Recognizing that Greece won’t leave the currency union, the government has formed a new negotiating team, which will be sent to Brussels to resume talks with the country’s creditors. What will be negotiated there will be the terms of a third bailout program. A third memorandum. Even in the best-case scenario, those terms will be harsh and will probably prompt further austerity measures in Greece. However, Greece will secure further funding—which it desperately needs—from its partners, and might also achieve some debt relief.
If those terms are approved by the national parliaments and the deal is sealed, it might as well be that the European Central Bank (ECB) will resume its emergency lending to Greece’s banking system. Eventually, liquidity will be restored and the economy stabilized. If the first installment of the new bailout aid is approved soon enough, Greece might be able to pay the 3.5 billion euros it owes to ECB for two government bonds due July 20th. And as long as we’re exploring this overly optimistic scenario, the country might as well pay the 1.5 billion euros of outstanding debt owed to the International Monetary Fund before its governing council has to announce an official default by the end of the month.

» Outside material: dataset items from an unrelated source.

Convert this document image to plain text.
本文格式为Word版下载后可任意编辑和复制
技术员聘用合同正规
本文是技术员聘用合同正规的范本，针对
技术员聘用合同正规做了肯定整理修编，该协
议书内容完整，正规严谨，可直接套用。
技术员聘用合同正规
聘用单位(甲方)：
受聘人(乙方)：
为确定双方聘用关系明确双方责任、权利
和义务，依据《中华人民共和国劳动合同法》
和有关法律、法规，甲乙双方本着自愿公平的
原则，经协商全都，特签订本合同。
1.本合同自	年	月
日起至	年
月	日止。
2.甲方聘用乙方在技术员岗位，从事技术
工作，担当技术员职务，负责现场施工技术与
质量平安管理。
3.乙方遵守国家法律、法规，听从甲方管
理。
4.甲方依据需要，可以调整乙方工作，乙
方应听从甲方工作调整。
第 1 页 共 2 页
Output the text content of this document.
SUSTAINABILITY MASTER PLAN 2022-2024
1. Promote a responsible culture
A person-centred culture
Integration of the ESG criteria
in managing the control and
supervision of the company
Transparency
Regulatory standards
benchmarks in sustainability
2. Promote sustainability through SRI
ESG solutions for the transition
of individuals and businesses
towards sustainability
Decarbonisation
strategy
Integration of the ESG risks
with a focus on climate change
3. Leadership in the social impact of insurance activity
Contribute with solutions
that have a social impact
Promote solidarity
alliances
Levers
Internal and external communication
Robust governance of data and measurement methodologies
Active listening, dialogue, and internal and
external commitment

The dangers in this scenario come from the government’s own party. The most radical factions of the Syriza government will by no means accept further austerity measures, especially after the people’s vote against it in the referendum. The government might eventually collapse, leading to the formation of a coalition government with the participation of pro-European opposition parties, or to new general elections altogether. This isn’t good, but it’s a more realistic outcome than the one explored above.